Subject: CS350
Instructor: Eder Beldad
Language: C++
Course Decription
This course deals with the efficient representation and processing of complex 3D scenes in order to avoid bottlenecks in the use of the CPU and the GPU. Specific topics include a variety of spatial data structures (binary space-partitioning trees, octrees, kd-trees, and grid data structures), several object-culling methods (occlusion, viewport, and portal), and finally the construction and uses of bounding volumes and their hierarchies for collision detection and related geometric operations.
Bounding Volume Hierarchies
For this project I implemented the Top-Down and Bottom-Up approach.
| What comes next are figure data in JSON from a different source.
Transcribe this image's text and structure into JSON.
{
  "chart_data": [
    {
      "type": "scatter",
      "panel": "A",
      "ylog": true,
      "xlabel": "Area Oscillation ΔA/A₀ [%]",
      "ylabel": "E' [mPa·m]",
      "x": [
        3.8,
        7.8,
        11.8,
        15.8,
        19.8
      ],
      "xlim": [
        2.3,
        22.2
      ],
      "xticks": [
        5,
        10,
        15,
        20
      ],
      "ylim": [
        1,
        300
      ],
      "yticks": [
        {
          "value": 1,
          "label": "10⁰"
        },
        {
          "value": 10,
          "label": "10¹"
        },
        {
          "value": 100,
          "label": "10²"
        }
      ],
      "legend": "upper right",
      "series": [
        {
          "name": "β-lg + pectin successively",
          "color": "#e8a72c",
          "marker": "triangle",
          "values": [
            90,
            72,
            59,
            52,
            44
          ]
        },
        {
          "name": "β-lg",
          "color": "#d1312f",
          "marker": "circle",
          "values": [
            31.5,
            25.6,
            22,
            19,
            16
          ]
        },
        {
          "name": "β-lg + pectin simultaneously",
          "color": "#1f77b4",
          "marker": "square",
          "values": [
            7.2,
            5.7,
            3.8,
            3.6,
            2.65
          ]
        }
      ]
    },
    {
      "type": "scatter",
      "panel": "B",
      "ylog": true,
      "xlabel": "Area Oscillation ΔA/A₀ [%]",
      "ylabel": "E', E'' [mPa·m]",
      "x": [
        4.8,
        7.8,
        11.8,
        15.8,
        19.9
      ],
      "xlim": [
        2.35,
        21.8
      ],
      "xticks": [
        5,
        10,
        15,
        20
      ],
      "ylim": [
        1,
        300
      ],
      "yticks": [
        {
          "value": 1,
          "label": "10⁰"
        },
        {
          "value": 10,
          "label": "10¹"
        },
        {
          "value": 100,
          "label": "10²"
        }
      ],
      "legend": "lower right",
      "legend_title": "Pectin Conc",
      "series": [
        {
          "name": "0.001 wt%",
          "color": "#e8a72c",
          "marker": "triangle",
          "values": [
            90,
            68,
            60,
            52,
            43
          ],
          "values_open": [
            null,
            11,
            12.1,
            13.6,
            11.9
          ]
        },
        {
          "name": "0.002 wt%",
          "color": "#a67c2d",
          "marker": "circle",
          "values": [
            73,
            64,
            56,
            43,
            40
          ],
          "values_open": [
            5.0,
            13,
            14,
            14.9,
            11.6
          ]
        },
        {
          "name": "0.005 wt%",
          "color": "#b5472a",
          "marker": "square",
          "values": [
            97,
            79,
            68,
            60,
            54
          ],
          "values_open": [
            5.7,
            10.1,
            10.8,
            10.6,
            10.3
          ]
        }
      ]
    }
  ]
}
Although BVH’s are not really considered spatial partitioning, these can be used for frustum culling, ray intersection or collision detection to increase performance and early discard entities.
Octree
I implemented a very efficient octree using bitwise operations and locational codes which can be used to speed up rendering by efficiently locating objects inside the camera frustum, for collision testing, ray tracing and voxels.
Kd Trees
I created a Kd Tree, which is a generalization for quadtrees and octrees.
Kd Trees are extremely useful for ray tracing and in this demo I perform a ray intersection against a high detailed mesh. This allowed me to see which triangle was hit by the ray extremely fast.
Gilbert-Johnson-Keerthi (GKJ)
Not a spatial partitioning algorithm, but one used to check if two convex polyhedra are intersecting with possibilities to reduce its time compexity to O(1) using time coherence.
In the demo it is possible to see two meshes intersecting, the minkowski difference and the simplex that is generated each step.